Stage eight: meetings
A regular school day or week is punctuated by meetings, department meetings, student council meetings, pedagogical meetings, club meetings, leadership meetings and the list goes on…
Now with the current requirement of social distancing, not facing each other in a closed space, has led to many comic situations in meetings. Meetings with colleagues sitting next door are via online platforms. Outdoor meetings, meetings with laptops connecting teachers outside China and meetings with people sitting behind you or far from you, it is the funniest experience ever, talking to peers and students a meter away with masks on. In case I forgot to mention, talking with masks on is another level of challenge as you cannot see the lip movement, hence to understand simplest verbal communication in a diverse community with people speaking in different accents is a major challenge!
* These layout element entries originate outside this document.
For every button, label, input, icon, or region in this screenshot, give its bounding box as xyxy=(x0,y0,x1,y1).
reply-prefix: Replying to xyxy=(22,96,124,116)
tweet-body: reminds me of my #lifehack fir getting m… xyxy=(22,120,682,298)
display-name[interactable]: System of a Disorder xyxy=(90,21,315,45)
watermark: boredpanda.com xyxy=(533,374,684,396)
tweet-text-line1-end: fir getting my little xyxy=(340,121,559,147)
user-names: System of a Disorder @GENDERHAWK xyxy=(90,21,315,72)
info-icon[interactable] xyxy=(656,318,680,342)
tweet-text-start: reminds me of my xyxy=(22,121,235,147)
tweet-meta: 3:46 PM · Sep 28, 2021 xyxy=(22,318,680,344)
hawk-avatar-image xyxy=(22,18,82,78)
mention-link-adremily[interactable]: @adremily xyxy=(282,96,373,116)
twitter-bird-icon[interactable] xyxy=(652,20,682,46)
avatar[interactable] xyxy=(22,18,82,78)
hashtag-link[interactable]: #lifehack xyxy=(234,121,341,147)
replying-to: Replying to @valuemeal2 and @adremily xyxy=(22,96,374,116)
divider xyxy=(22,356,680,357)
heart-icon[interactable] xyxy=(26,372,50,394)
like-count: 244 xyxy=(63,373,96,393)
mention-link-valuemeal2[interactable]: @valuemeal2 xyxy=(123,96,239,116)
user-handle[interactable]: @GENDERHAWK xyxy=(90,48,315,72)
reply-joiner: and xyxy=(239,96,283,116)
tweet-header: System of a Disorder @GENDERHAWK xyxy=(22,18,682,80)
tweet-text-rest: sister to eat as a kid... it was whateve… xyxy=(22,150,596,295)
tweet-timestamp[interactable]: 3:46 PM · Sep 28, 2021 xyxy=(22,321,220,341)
Stage nine: what happens if…
What happens if a student shows signs of being unwell in a classroom? The teacher will take the entire class in an outside open space; contact the nurse without making physical contact; allow the nurse to suit up into a full biohazard prevention suit or the hazmat suit; the nurse will then check the students if symptoms are similar to Covid19 the nurse will trigger the emergency procedure which has multiple steps; in short, the student/s with symptoms will be taken to the hospital and the rest in contact with the student/s will be isolated inside the gym for further checks. The gym has been set up as isolation space for at least a whole class of 10-15 people. But parent, guardians or family members will not have any contact with anyone in this group. Hence the biggest worry right now is if a student/s shows symptoms- a little cough or sneeze sets out panic reactions and forces the nurse to gear up in the hazmat!
Stage ten: bouncing back
Bouncing back hasn’t been easy! Nevertheless, it has been entertaining and educating. Entertaining because the new normal makes us laugh; educating because it has taught everyone the need for dealing with it together. Its like being on a trampoline, one moment you fall and the next moment you are standing up again. It still feels bouncy and unsettling to get back to school but it feels good to bounce back!